36 Q: How often do astronauts see passing satellites out the window, or on TV screens.
A: Astronauts have observed other distant satellites, but not often. On special research programs, some astronauts have been able to spot ‘Iridium flares’ [Don Pettit, for example]. But on occasion when the crew was advised to look for a particularly close [a few miles] pass of a large satellites, every effort to detect the fly-by visually has failed. I have never found a single case of an observed nearby object turning out to be a passing satellite in independent orbit.
37 Q: But aren’t they flying through clouds of ‘space junk’? How could all those tens of thousands of objects be invisible?

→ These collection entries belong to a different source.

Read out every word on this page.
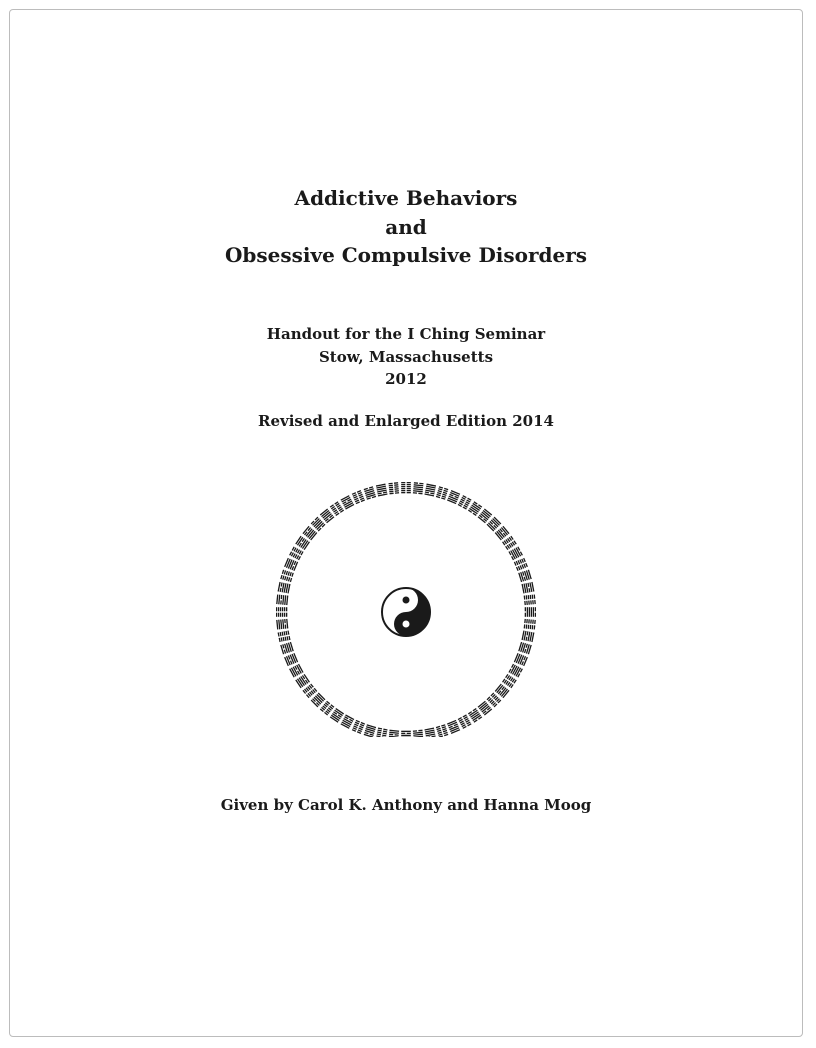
Addictive Behaviors
and
Obsessive Compulsive Disorders
Handout for the I Ching Seminar
Stow, Massachusetts
2012
Revised and Enlarged Edition 2014
Given by Carol K. Anthony and Hanna Moog
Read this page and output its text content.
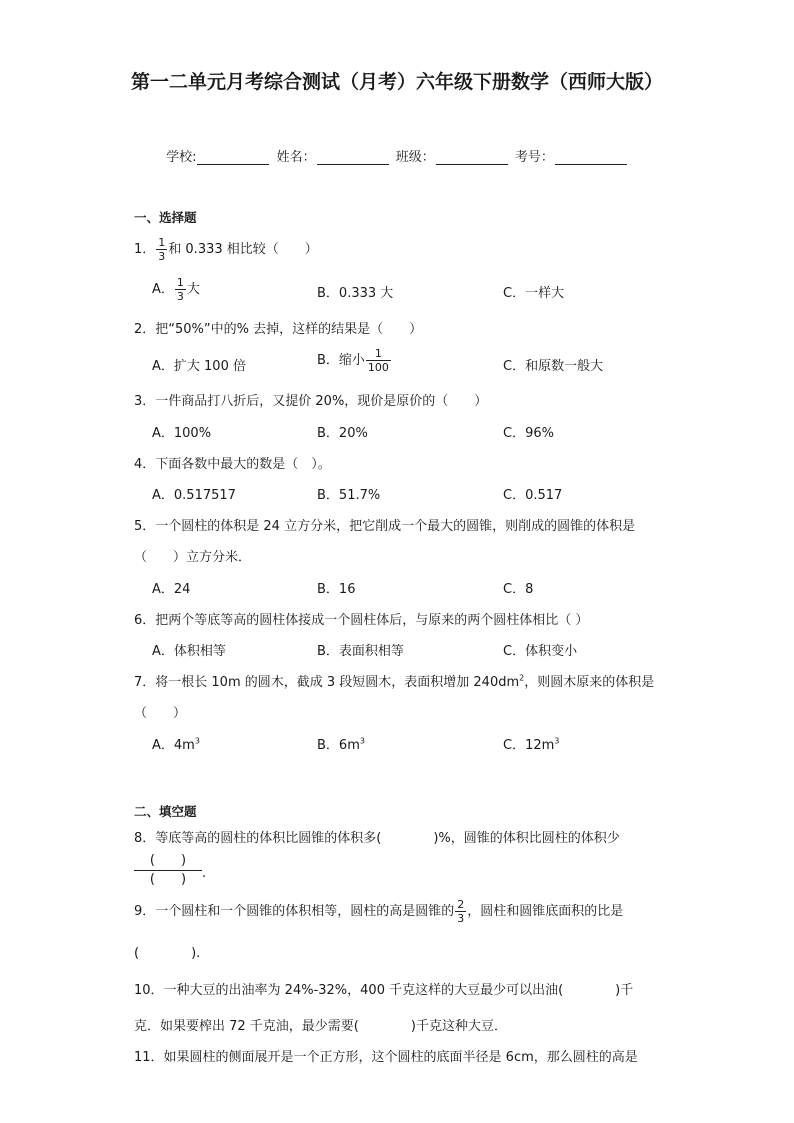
第一二单元月考综合测试（月考）六年级下册数学（西师大版）
学校:	姓名：	班级：	考号：
一、选择题
1． $\frac{1}{3}$ 和 0.333 相比较（　　）
A． $\frac{1}{3}$ 大	B．0.333 大	C．一样大
2．把“50%”中的% 去掉，这样的结果是（　　）
A．扩大 100 倍	B．缩小 $\frac{1}{100}$	C．和原数一般大
3．一件商品打八折后，又提价 20%，现价是原价的（　　）
A．100%	B．20%	C．96%
4．下面各数中最大的数是（　）。
A．0.517517	B．51.7%	C．0.517
5．一个圆柱的体积是 24 立方分米，把它削成一个最大的圆锥，则削成的圆锥的体积是
（　　）立方分米．
A．24	B．16	C．8
6．把两个等底等高的圆柱体接成一个圆柱体后，与原来的两个圆柱体相比（ ）
A．体积相等	B．表面积相等	C．体积变小
7．将一根长 10m 的圆木，截成 3 段短圆木，表面积增加 $240dm^2$，则圆木原来的体积是
（　　）
A．$4m^3$	B．$6m^3$	C．$12m^3$
二、填空题
8．等底等高的圆柱的体积比圆锥的体积多(　　　　)%，圆锥的体积比圆柱的体积少
(　　)
(　　)	.
9．一个圆柱和一个圆锥的体积相等，圆柱的高是圆锥的 $\frac{2}{3}$ ，圆柱和圆锥底面积的比是
(　　　　).
10．一种大豆的出油率为 24%-32%，400 千克这样的大豆最少可以出油(　　　　)千
克．如果要榨出 72 千克油，最少需要(　　　　)千克这种大豆．
11．如果圆柱的侧面展开是一个正方形，这个圆柱的底面半径是 6cm，那么圆柱的高是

A: I’ve got to admit that this has been really surprising to me since like so many others I had at first overlooked how big space is and how FAST criss-crossing orbits diverge. The earthside analogy of airplanes on different headings being visible to each other in midair as they crossed paths just overwhelmed a rational consideration of the way space is so very different, so unearthly. It makes sense now that eyeballs would almost never notice such fast passersby, so I can understand how the public has fallen for the same false analogy.
38 Q: Don’t astronauts keep a visual or radar watch out for approaching satellites in order to dodge a possible collision?
A: Surprisingly, no. At the relative speeds of objects in space, objects would only be detectable [if at all] within a few seconds of impact. Collision predictions are made hours or days in advance because much more powerful ground radars observe and catalog everything in orbit, and powerful computers predict their future flight paths to see if they may soon get close enough to threaten collision. The shuttle’s Ku-band dish antenna was mainly used for communications via relay satellites, but it could operate in a ‘skin-track’ mode for taking navigation ‘marks’ on a target satellite for a rendezvous or separation – but only at a range inside about 10 miles. And when using the antenna for tracking, it could not be used for data or video relay. There is no radar tracking capability on the ISS.